Mothers you have to teach your sons that their future spouse will come with her own set of expectations based on her rearing and life experiences. Teach him that he must be flexible enough to collaborate with his spouse and collectively define what is right for their relationship. Teach him to be strong and secure enough to not blindly defer to and be confined by his family history nor defined by societal norms as the only way to do things. Teach him that he has to be receptive to creating the relationship fabric that works for his family and not succumb to peer pressure or dated thinking. As it could be very possible that his future spouse was raised in a family in which her father was a great cook and prepared all of the meals, and her mother enjoyed doing all of the yard work from mowing the lawn to maintaining the landscape.
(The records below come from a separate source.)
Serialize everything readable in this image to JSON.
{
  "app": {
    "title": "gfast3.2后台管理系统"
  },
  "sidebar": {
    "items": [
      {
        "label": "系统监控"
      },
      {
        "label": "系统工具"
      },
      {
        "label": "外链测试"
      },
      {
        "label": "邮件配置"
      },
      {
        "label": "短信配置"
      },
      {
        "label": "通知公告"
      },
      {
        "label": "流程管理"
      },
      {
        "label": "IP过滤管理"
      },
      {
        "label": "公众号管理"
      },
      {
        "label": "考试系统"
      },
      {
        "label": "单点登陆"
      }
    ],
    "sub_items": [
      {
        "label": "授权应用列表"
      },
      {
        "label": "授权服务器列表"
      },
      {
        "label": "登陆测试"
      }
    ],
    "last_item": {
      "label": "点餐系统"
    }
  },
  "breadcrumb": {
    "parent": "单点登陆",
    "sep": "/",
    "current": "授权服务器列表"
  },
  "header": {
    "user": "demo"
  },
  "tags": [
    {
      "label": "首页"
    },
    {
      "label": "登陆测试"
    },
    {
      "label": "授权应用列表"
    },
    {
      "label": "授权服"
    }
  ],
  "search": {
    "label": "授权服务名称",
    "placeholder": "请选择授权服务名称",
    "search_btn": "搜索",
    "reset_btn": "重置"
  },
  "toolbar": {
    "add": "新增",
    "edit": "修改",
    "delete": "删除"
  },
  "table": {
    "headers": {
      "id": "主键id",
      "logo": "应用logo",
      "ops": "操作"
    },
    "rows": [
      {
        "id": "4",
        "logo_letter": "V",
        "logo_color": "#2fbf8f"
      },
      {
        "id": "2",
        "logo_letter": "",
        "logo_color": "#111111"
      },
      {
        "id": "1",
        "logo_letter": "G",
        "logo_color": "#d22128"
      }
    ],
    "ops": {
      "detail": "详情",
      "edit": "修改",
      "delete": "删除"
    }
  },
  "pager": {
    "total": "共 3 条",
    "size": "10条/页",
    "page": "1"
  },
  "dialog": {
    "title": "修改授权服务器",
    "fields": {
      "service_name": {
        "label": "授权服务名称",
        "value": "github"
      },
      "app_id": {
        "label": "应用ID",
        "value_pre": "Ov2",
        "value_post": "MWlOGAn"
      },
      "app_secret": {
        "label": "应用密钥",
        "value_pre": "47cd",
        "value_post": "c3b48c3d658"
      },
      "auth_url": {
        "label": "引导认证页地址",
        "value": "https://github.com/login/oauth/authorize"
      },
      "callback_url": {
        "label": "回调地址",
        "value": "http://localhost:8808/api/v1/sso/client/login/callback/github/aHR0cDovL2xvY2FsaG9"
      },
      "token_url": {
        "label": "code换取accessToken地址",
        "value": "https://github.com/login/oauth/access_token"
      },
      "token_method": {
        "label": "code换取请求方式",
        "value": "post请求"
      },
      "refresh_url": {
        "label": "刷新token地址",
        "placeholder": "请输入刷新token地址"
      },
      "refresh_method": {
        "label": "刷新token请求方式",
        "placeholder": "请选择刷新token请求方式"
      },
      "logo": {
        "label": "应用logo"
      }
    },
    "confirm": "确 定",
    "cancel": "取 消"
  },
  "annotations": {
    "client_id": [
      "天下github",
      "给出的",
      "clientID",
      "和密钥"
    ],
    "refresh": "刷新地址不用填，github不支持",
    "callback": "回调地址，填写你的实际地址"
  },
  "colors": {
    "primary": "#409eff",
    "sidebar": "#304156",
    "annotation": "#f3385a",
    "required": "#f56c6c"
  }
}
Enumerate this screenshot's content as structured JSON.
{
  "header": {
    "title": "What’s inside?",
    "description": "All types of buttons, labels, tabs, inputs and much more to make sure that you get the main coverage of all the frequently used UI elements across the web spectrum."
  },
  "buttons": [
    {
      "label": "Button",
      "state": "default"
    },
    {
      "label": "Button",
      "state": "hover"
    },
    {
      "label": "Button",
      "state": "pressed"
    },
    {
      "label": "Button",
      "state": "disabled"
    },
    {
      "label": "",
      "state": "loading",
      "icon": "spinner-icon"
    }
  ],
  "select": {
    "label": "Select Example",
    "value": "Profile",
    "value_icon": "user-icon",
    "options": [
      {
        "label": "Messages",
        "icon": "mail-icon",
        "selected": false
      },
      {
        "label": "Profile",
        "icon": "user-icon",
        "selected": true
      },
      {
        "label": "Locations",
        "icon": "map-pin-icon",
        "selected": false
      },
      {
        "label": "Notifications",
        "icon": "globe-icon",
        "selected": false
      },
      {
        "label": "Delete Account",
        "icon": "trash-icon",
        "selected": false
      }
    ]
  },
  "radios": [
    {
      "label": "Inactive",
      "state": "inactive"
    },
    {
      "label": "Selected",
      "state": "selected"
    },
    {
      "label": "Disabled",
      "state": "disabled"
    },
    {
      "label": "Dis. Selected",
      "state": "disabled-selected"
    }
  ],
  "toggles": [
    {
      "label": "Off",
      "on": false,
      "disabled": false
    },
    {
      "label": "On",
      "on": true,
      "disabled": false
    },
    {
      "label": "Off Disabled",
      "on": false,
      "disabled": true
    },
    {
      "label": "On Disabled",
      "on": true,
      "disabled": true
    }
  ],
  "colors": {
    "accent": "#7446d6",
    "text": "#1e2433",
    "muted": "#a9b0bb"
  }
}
Mothers it is not an easy task to raise our sons to be someone’s spouse and not someone’s burden. In order to do this we must cease doing things for them that will hinder their growth. We must raise them knowing that one day they will be first responsible for themselves and then a family. Mothers, ours sons are not puppets created just for our joy and entertainment. Nor are they created to fill our empty spaces. It is our job to teach and guide them and then release them into the world to stand on their own and soar. Mothers, we have great influence over our sons so be sure to use your power in a manner that best serves him and sets him up for success.
BMWK Single and Married mothers are you raising the type of sons that you would want your daughters to marry?